Father Who Lost Son To Cancer Helps Get Kids To Chemo

After losing his 5-year-old son to leukemia in 2000, Richard Nares wanted to do something to help the families that do not have the same level of support that his family did. So three years later, he founded the Emilio Nares Foundation (ENF), named after his son.

Helping low-income families in California, the San Diego-based organization may be best known for its "Ride With Emilio" program, in which the foundation helps transport children with cancer to their chemotherapy and doctor appointments. But what makes the small nonprofit stand out is its hands-on approach.

"It's a real calling just to know that you can help, and see these families get to their appointments," Nares told The Huffington Post, adding that he's usually "there at the hospital every day." (Except for this month, while Nares is running 700 miles from San Francisco to San Diego to fundraise for the organization.)

Earlier this month, Silvia Johnson, the single mother of a child with cancer who receives regular rides to the hospital, explained to CNN that ENF provides her family with eight to 10 rides per week, all on the foundation's own dime.

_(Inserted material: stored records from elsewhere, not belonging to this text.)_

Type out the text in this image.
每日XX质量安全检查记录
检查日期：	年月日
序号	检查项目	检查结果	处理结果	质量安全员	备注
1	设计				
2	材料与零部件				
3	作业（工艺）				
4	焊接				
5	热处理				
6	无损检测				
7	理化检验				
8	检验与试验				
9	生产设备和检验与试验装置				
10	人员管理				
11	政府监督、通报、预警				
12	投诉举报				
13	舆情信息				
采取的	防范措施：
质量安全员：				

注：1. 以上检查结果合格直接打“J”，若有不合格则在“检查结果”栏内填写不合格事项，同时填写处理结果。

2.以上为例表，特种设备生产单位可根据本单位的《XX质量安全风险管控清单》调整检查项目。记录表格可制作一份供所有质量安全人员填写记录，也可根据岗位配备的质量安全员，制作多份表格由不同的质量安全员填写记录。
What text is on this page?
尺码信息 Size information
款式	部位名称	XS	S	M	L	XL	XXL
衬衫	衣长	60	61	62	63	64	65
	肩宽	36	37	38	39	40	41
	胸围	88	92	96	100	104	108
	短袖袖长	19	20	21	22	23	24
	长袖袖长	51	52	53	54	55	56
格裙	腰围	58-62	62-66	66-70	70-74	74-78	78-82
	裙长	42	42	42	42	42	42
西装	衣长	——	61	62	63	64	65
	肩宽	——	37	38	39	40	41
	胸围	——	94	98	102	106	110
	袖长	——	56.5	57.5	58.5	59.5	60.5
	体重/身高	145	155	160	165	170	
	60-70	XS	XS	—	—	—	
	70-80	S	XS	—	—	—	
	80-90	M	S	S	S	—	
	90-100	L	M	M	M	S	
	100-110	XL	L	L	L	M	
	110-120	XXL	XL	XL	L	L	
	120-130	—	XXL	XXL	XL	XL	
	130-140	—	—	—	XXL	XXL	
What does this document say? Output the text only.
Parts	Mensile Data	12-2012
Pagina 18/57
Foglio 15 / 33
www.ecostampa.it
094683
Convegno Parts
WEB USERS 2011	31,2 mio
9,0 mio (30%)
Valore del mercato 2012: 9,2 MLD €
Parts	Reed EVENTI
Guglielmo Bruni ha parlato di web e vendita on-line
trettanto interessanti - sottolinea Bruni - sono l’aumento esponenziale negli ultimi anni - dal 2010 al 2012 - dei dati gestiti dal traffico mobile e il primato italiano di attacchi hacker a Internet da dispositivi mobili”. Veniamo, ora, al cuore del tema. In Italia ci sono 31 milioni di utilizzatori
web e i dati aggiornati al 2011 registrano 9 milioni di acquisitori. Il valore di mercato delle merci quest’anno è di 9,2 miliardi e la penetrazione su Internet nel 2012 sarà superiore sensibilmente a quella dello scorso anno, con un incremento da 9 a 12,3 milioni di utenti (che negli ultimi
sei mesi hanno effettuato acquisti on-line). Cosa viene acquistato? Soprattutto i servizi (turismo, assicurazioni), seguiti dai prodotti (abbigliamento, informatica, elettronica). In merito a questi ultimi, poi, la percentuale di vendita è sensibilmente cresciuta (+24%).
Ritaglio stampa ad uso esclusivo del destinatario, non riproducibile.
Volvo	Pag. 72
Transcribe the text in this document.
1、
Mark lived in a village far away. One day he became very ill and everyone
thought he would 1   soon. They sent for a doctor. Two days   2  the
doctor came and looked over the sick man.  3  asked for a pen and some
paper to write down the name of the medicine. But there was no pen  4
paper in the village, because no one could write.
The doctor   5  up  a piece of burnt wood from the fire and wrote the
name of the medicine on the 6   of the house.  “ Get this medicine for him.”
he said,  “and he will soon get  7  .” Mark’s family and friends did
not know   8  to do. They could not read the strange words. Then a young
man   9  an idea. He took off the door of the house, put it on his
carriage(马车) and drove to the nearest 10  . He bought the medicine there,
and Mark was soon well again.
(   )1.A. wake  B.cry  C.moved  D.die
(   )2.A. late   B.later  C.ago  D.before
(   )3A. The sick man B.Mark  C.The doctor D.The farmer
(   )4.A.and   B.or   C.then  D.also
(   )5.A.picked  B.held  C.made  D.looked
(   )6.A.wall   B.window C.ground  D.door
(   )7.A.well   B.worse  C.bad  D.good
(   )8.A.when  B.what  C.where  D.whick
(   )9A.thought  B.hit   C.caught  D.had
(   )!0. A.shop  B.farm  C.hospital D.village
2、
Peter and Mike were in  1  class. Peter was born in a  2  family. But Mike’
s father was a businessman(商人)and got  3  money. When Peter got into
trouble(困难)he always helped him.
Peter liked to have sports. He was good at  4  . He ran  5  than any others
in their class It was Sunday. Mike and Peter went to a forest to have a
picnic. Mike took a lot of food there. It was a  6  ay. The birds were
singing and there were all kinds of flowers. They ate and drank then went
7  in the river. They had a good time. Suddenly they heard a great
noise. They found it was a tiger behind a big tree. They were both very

"I don't know what I would do without them," Johnson told CNN.

Johnson is like many other parents in the area, some of whom own just one car or do not have the means to transport their children to the hospital for weekly appointments. Funded primarily by private grants and donations, Nares estimates that ENF drives more than 40,000 miles a year, carpooling families to hospitals in the San Diego area.

But the door-to-door program is much more than a simple transportation service. ENF picks up multiple families on any given day, some of whom, Nares said, ENF has been driving for two or three years. No one is dropped off until all of the are children are finished with their appointments.

"These issues with transportation are just huge. We have adults in San Diego asking us for rides," Nares told HuffPost, adding that ENF serves only children with cancer.

Aside from the carpool service, which Nares said is unlike any other in the nation because of its personal service, ENF also helps patients by providing an information center, equipped with laptops and staff to help families find resources, and organizes other weekly programs such as knitting-cum-support groups and snack deliveries to hospital rooms.

Nares admits that, after losing his son, it's difficult to be around small children with cancer every day. "Sometimes I relive the stress I see on their faces," he said. But, he added, "We do it because we have compassion for these families."